He Fought the Law, and the Law Won

The most remarkable thing about Hyatt v Lee, [2014-1596], (August 20, 2015), is that the plaintiff Mr. Hyatt has 400 pending patent applications that were filed before June 8, 1995.  This means that any patent that issues on one of this applications will have a 17 year term from issuance, expiring a minimum of 37 years after they were filed.  Each of these applications averages 116 independent claims, and 299 total claims, which if filed electronically today would cost $35620 in filing fees per application.  The Patent Office estimates that combined, Mr. Hyatt’s 400 applications include 45,000 independent claims and 115,000 total claims.

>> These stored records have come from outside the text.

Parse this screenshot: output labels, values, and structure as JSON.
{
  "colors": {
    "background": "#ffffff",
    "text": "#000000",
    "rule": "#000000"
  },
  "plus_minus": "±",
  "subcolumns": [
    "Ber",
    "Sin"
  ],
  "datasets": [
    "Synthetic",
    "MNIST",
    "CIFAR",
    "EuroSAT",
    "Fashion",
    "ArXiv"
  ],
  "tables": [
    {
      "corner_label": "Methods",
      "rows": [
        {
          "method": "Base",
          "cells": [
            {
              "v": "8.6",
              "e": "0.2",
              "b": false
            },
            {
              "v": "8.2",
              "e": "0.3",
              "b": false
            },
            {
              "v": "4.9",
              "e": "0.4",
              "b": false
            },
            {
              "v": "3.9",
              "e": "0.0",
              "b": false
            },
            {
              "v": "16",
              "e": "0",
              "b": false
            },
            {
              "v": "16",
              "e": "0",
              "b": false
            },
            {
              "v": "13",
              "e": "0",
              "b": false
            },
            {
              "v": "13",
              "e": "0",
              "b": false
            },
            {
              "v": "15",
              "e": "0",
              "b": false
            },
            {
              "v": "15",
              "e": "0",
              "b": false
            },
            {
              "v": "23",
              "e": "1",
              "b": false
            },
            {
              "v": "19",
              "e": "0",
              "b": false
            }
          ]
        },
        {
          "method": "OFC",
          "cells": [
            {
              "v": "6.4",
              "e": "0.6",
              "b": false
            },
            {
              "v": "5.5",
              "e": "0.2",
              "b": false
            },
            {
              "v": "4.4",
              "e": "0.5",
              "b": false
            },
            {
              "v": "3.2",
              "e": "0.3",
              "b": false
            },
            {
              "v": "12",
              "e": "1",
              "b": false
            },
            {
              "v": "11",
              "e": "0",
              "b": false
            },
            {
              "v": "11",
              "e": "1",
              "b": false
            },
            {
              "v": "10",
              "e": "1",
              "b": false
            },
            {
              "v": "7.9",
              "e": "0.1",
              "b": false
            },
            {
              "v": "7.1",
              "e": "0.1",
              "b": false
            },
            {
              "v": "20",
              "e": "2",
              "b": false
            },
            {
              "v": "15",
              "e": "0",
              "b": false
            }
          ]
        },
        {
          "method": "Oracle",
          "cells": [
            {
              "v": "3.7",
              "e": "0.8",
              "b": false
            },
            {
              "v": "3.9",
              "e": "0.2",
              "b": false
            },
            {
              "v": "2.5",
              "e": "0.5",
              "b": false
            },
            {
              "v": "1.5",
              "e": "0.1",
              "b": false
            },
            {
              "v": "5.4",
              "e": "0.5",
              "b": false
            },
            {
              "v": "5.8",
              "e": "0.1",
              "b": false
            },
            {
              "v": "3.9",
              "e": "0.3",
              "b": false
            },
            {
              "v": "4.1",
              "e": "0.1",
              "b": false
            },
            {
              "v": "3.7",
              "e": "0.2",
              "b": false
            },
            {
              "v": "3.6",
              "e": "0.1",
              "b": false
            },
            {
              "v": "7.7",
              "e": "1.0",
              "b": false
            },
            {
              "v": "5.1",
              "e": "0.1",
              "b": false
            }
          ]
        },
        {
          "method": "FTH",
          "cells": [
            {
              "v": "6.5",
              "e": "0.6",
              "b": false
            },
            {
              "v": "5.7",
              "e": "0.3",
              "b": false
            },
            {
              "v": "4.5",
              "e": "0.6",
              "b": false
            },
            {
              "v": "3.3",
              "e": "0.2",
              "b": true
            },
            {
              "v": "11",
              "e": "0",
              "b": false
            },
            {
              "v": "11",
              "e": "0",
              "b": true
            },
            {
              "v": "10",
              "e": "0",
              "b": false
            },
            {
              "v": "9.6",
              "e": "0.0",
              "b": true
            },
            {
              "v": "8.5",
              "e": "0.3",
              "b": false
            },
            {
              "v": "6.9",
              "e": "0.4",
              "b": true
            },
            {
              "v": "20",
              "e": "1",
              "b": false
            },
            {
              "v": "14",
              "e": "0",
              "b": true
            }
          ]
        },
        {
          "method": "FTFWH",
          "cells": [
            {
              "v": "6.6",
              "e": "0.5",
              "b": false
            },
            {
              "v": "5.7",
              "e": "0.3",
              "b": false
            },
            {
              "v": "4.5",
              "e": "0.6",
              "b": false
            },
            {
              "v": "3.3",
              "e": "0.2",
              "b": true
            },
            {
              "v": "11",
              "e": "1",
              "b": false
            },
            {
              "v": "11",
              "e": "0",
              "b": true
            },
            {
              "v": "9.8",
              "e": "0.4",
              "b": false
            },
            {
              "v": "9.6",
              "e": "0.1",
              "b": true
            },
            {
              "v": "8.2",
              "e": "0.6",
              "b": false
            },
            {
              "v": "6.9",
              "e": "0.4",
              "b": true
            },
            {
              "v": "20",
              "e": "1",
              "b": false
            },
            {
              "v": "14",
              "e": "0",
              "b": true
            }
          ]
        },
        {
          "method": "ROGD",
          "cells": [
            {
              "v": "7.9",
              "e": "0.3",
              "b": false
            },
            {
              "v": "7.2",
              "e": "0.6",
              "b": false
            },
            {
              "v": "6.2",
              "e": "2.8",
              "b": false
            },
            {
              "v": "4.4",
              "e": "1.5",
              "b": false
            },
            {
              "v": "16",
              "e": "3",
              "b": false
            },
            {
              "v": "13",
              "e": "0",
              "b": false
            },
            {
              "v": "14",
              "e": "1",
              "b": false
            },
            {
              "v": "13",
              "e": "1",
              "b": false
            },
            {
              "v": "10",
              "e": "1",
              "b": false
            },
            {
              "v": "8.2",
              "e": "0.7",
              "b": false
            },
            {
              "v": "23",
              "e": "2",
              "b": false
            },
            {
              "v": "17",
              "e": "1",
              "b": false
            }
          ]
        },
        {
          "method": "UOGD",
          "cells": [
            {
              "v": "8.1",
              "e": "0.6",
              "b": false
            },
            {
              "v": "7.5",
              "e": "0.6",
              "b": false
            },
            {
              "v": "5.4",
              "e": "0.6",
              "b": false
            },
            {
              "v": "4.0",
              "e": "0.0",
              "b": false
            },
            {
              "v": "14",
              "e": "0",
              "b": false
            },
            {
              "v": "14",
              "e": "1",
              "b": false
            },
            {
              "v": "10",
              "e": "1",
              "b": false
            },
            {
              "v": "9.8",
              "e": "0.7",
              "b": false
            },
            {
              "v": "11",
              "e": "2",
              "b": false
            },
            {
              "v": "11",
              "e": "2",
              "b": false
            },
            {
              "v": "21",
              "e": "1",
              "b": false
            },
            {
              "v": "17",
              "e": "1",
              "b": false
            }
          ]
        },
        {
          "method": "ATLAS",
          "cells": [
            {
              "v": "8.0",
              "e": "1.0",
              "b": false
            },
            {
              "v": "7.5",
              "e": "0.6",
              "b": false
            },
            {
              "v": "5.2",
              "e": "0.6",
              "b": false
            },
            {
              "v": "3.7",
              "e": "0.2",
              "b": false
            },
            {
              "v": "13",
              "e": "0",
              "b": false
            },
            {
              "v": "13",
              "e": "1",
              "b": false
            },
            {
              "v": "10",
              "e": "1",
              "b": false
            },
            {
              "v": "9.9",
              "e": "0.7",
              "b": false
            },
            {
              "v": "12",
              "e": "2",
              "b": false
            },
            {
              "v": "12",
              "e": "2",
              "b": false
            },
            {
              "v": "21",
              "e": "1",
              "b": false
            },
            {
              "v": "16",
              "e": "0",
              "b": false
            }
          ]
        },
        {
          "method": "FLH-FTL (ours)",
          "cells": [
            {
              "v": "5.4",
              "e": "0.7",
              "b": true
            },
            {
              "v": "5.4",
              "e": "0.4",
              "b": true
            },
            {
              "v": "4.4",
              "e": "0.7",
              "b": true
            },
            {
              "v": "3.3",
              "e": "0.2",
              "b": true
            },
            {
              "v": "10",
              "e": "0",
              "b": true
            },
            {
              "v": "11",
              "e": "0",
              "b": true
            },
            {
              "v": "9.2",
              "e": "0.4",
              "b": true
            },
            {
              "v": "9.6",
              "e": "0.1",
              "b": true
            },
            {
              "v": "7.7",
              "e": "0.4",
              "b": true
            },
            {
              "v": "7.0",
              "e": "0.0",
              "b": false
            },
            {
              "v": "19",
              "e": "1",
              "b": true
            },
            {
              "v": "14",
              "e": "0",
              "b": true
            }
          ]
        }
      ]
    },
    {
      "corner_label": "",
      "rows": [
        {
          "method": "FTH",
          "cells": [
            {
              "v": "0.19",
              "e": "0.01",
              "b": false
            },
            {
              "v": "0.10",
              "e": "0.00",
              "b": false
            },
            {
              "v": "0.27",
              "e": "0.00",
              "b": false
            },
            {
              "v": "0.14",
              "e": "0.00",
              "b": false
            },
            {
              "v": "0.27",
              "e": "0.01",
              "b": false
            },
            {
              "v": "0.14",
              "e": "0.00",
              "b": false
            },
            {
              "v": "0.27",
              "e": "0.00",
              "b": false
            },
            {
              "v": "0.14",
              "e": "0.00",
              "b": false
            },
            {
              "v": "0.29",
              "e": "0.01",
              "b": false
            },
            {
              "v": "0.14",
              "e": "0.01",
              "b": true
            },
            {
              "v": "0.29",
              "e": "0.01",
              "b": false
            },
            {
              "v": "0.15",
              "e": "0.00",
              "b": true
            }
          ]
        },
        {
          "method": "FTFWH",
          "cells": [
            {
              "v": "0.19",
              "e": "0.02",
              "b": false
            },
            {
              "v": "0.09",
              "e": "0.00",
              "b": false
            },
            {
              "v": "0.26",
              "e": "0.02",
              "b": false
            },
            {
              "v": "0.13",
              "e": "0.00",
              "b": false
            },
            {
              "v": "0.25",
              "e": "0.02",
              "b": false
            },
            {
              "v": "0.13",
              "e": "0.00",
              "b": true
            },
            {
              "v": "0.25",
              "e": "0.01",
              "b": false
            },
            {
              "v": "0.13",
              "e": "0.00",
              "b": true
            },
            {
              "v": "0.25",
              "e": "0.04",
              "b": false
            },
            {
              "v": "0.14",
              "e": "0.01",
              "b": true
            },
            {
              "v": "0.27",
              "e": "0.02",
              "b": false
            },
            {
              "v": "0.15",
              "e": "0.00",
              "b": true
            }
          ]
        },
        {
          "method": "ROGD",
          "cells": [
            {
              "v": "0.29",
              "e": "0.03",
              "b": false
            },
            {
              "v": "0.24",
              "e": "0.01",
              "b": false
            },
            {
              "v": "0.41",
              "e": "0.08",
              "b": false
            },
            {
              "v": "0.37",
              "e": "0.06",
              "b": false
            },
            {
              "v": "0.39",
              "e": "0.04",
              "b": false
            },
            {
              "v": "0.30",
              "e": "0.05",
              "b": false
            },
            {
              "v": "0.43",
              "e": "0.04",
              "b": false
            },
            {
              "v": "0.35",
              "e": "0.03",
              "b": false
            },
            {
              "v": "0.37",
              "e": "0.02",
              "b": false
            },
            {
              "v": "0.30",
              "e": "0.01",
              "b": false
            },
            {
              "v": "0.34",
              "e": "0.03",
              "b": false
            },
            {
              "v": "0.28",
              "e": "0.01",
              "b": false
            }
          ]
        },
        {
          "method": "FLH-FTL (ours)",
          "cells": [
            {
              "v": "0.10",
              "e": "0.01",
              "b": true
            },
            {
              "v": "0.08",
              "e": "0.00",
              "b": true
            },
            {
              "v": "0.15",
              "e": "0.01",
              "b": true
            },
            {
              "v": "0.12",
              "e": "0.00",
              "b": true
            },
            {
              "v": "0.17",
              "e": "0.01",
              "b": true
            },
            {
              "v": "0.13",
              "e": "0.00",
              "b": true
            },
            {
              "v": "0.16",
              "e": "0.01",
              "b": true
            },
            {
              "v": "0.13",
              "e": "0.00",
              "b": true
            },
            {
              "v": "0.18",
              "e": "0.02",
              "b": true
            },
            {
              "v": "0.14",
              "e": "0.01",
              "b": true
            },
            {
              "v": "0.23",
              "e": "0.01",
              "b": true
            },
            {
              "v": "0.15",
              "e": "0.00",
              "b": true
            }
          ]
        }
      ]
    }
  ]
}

It is not surprising that the USPTO is not amused with Mr. Hyatt, and in August 2013, the began to issue “Requirements” in each of the application families, asking Mr. Hyatt to select a number of claims from each family (not to exceed 600), identify the earliest applicable priority date and supporting disclosure for each selected claim; and 3) present a copy of the selected claims to the USPTO.

Mr. Hyatt’s concern was that as patents issued, this could make information about unpublished applications public to his detriment.  This seems a legitimate concern, but facing the examination of 115,000 total claims, the USPTO was not sympathetic, and the Federal Circuit backed them up.

You can buck the system, but you have to remember that the system bucks back.